What the Research Shows
The preregistered study conducted a series of blind, pairwise evaluations comparing the writing of three frontier AI models (ChatGPT, Claude, and Gemini) against that of expert human writers with Master of Fine Arts (MFA) degrees. The task was to emulate the distinct literary styles of 50 acclaimed authors. The evaluation pool included both expert readers (MFA candidates) and lay readers.
Initially, when using standard in-context prompting, AI-generated text was overwhelmingly disfavored by expert readers on measures of both stylistic fidelity and overall writing quality. This finding, however, was completely reversed when the researchers fine-tuned a model (ChatGPT) on the complete works of individual authors. In this scenario, expert readers showed a dramatic and statistically significant preference for the AI-generated text, favoring it for both its faithfulness to the author’s style (Odds Ratio = 8.16, p<10⁻¹³) and its general quality (Odds Ratio = 1.87, p=0.010).
Critically, these fine-tuned AI outputs were nearly impossible to distinguish from human writing, with state-of-the-art AI detectors flagging them only 3% of the time. The study’s mediation analysis reveals that fine-tuning eliminates the tell-tale stylistic quirks (e.g., cliché density) that make standard AI outputs detectable, allowing the model to produce a more authentic emulation. The median cost for this process was a mere $81 per author, highlighting the economic viability of creating market-supplanting content at scale.

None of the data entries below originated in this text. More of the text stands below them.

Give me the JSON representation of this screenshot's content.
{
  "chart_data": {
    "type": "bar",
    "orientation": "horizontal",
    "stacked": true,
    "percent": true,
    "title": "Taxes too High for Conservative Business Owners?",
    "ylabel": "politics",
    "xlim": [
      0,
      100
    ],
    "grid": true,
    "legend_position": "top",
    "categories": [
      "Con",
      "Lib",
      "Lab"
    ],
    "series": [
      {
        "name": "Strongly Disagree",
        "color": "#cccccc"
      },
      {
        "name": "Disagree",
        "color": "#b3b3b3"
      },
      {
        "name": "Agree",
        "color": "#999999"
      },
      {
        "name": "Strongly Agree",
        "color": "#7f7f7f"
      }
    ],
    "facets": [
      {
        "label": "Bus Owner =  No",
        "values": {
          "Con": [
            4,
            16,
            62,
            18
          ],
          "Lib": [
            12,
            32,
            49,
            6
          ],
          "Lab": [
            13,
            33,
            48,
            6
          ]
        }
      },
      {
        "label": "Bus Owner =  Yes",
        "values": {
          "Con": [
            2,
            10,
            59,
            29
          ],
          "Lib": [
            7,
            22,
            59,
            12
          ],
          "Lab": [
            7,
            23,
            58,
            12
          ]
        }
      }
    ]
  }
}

Why This Matters for Your Case
This study provides plaintiff attorneys with a powerful evidentiary tool to dismantle the fair use defense, particularly its first and fourth factors. The defense’s central claim often rests on the idea that AI-generated content is either transformative or does not harm the potential market for the original copyrighted work. This research directly refutes both assertions. It establishes that fine-tuned AI does not merely create a derivative work; it can generate a market substitute that consumers may actually prefer to new works from human authors writing in a similar style.

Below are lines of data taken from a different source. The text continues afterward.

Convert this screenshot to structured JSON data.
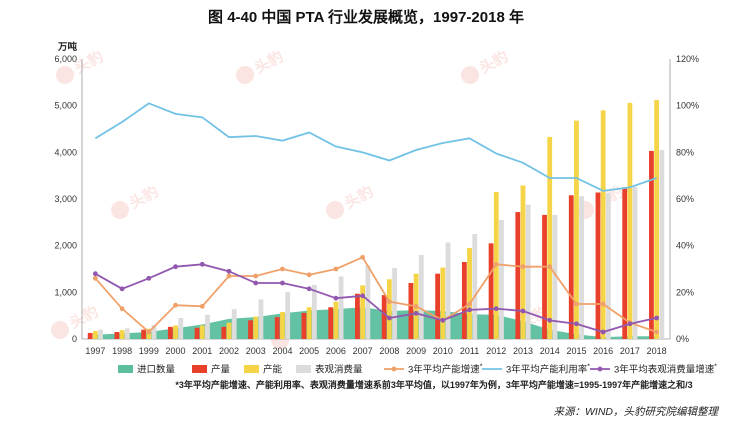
{
  "chart_data": {
    "type": "bar",
    "title": "图 4-40 中国 PTA 行业发展概览，1997-2018 年",
    "y_left_label": "万吨",
    "y_left_ticks": [
      "0",
      "1,000",
      "2,000",
      "3,000",
      "4,000",
      "5,000",
      "6,000"
    ],
    "y_left_range": [
      0,
      6000
    ],
    "y_right_ticks": [
      "0%",
      "20%",
      "40%",
      "60%",
      "80%",
      "100%",
      "120%"
    ],
    "y_right_range": [
      0,
      120
    ],
    "categories": [
      "1997",
      "1998",
      "1999",
      "2000",
      "2001",
      "2002",
      "2003",
      "2004",
      "2005",
      "2006",
      "2007",
      "2008",
      "2009",
      "2010",
      "2011",
      "2012",
      "2013",
      "2014",
      "2015",
      "2016",
      "2017",
      "2018"
    ],
    "area_series": {
      "name": "进口数量",
      "color": "#5bbf9f",
      "values": [
        90,
        120,
        150,
        230,
        310,
        430,
        470,
        550,
        610,
        640,
        680,
        600,
        620,
        600,
        530,
        520,
        380,
        200,
        100,
        40,
        60,
        60
      ]
    },
    "bar_series": [
      {
        "name": "产量",
        "color": "#e8402a",
        "values": [
          130,
          150,
          200,
          260,
          240,
          260,
          400,
          470,
          560,
          680,
          970,
          940,
          1200,
          1400,
          1650,
          2050,
          2720,
          2660,
          3080,
          3140,
          3250,
          4030
        ]
      },
      {
        "name": "产能",
        "color": "#f5d547",
        "values": [
          170,
          190,
          220,
          290,
          290,
          350,
          480,
          580,
          680,
          800,
          1150,
          1280,
          1400,
          1530,
          1950,
          3150,
          3290,
          4330,
          4680,
          4900,
          5060,
          5120
        ]
      },
      {
        "name": "表观消费量",
        "color": "#dcdcdc",
        "values": [
          200,
          230,
          300,
          450,
          520,
          640,
          850,
          1010,
          1160,
          1340,
          1580,
          1520,
          1800,
          2070,
          2250,
          2550,
          2880,
          2660,
          3060,
          3130,
          3260,
          4050
        ]
      }
    ],
    "line_series": [
      {
        "name": "3年平均产能增速",
        "superscript": "*",
        "color": "#f0a169",
        "marker": "circle",
        "values": [
          26,
          13,
          3,
          14.5,
          14,
          27,
          27,
          30,
          27.5,
          30,
          35,
          16,
          14,
          8,
          15,
          32,
          31,
          31,
          15,
          15,
          7,
          3
        ]
      },
      {
        "name": "3年平均产能利用率",
        "superscript": "*",
        "color": "#72c2e6",
        "marker": "none",
        "values": [
          86,
          93,
          101,
          96.5,
          95,
          86.5,
          87,
          85,
          88.5,
          82.5,
          80,
          76.5,
          81,
          84,
          86,
          79.5,
          75.5,
          69,
          69,
          63.5,
          65,
          69
        ]
      },
      {
        "name": "3年平均表观消费量增速",
        "superscript": "*",
        "color": "#9258b0",
        "marker": "circle",
        "values": [
          28,
          21.5,
          26,
          31,
          32,
          29,
          24,
          24,
          21.5,
          17.5,
          18.5,
          9,
          11,
          8,
          12.5,
          13,
          12,
          8,
          6.5,
          3,
          6.5,
          9
        ]
      }
    ],
    "legend_placement": "bottom",
    "grid": false,
    "note": "*3年平均产能增速、产能利用率、表观消费量增速系前3年平均值，以1997年为例，3年平均产能增速=1995-1997年产能增速之和/3",
    "source": "来源：WIND，头豹研究院编辑整理",
    "watermark": "头豹"
  }
}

The findings provide concrete, empirical data to support claims of market harm (the fourth fair use factor). The argument is no longer theoretical. You can now demonstrate that an AI trained on your client’s work can produce new content that directly competes for the same audience and economic opportunities, thereby diminishing the value of the original work and the author’s brand. The low cost of production further amplifies the threat of market saturation and displacement. This evidence is crucial for establishing direct financial injury and the likelihood of future harm.
Litigation Strategy
In discovery, counsel should specifically seek information on whether an AI model was not just trained on, but fine-tuned on, a client’s corpus of work. This distinction is now paramount. The study’s methodology provides a clear road map for your own experts to replicate these findings with your client’s work, creating case-specific evidence of the model’s substitutive capabilities. This data can be presented to a judge or jury to make the abstract concept of market harm tangible and undeniable.

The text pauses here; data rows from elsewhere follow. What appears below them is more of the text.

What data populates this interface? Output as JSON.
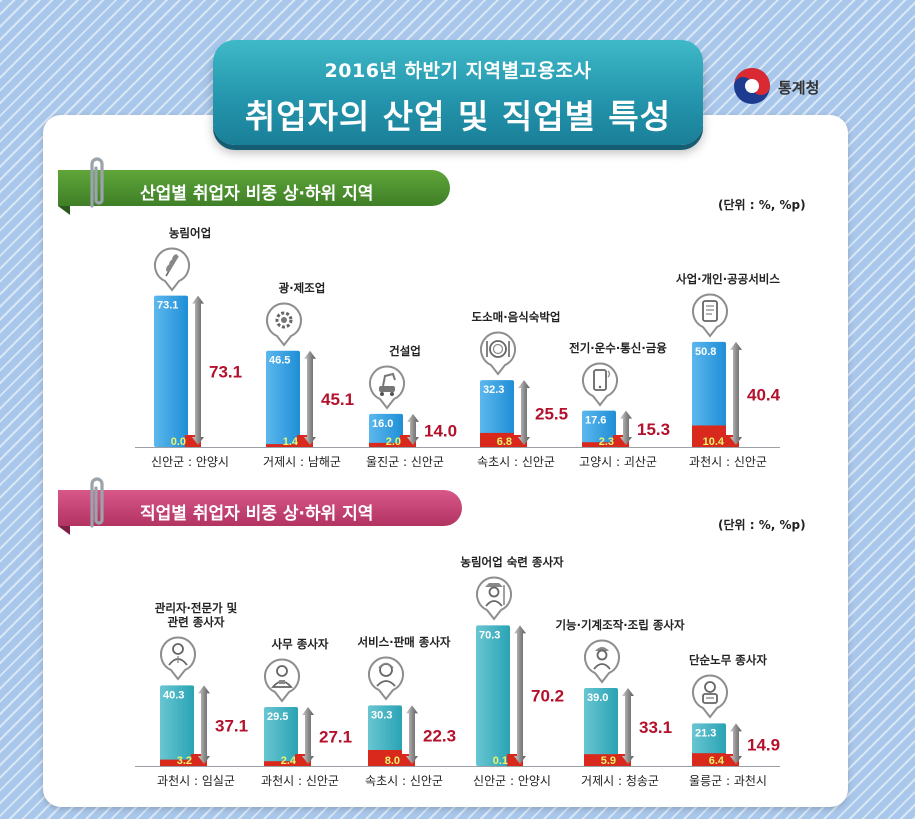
{
  "header": {
    "subtitle": "2016년 하반기 지역별고용조사",
    "title": "취업자의 산업 및 직업별 특성",
    "logo_text": "통계청"
  },
  "colors": {
    "industry_header": "#4a8a2f",
    "occupation_header": "#c0436e",
    "industry_bar": "#1f8ed6",
    "occupation_bar": "#2aa3b4",
    "low_bar": "#d9281c",
    "diff_text": "#b3112c",
    "top_value_text": "#ffffff",
    "low_value_text": "#e9f56a"
  },
  "chart_data": [
    {
      "type": "bar",
      "title": "산업별 취업자 비중 상·하위 지역",
      "unit": "(단위 : %, %p)",
      "categories": [
        "농림어업",
        "광·제조업",
        "건설업",
        "도소매·음식숙박업",
        "전기·운수·통신·금융",
        "사업·개인·공공서비스"
      ],
      "icons": [
        "wheat-icon",
        "gear-icon",
        "excavator-icon",
        "plate-icon",
        "phone-icon",
        "document-icon"
      ],
      "regions": [
        "신안군 : 안양시",
        "거제시 : 남해군",
        "울진군 : 신안군",
        "속초시 : 신안군",
        "고양시 : 괴산군",
        "과천시 : 신안군"
      ],
      "series": [
        {
          "name": "상위",
          "values": [
            73.1,
            46.5,
            16.0,
            32.3,
            17.6,
            50.8
          ]
        },
        {
          "name": "하위",
          "values": [
            0.0,
            1.4,
            2.0,
            6.8,
            2.3,
            10.4
          ]
        }
      ],
      "differences": [
        73.1,
        45.1,
        14.0,
        25.5,
        15.3,
        40.4
      ]
    },
    {
      "type": "bar",
      "title": "직업별 취업자 비중 상·하위 지역",
      "unit": "(단위 : %, %p)",
      "categories": [
        "관리자·전문가 및\n관련 종사자",
        "사무 종사자",
        "서비스·판매 종사자",
        "농림어업 숙련 종사자",
        "기능·기계조작·조립 종사자",
        "단순노무 종사자"
      ],
      "icons": [
        "manager-icon",
        "office-worker-icon",
        "service-worker-icon",
        "farmer-icon",
        "technician-icon",
        "laborer-icon"
      ],
      "regions": [
        "과천시 : 임실군",
        "과천시 : 신안군",
        "속초시 : 신안군",
        "신안군 : 안양시",
        "거제시 : 청송군",
        "울릉군 : 과천시"
      ],
      "series": [
        {
          "name": "상위",
          "values": [
            40.3,
            29.5,
            30.3,
            70.3,
            39.0,
            21.3
          ]
        },
        {
          "name": "하위",
          "values": [
            3.2,
            2.4,
            8.0,
            0.1,
            5.9,
            6.4
          ]
        }
      ],
      "differences": [
        37.1,
        27.1,
        22.3,
        70.2,
        33.1,
        14.9
      ]
    }
  ]
}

This research should be a cornerstone of motions opposing summary judgment on fair use grounds. It creates a genuine issue of material fact regarding market effect that cannot be dismissed as speculative. In pleadings and expert reports, frame the AI’s output not as a “remix” or “tool,” but as a direct economic competitor. This study gives you the scientific backing to argue that the AI’s function, in this context, is not transformative but supplanting, serving the exact same intrinsic purpose as the original author’s work.
Key Takeaway
The debate over AI’s impact on creative markets has advanced from the theoretical to the empirical. This study provides the first significant data showing that AI can produce literary content that is not only stylistically imitative but qualitatively superior in the eyes of expert readers. For plaintiff attorneys, this research is a game-changer, offering a clear, data-driven argument to prove market substitution and defeat the fair use defense that underpins much of the AI industry’s legal strategy.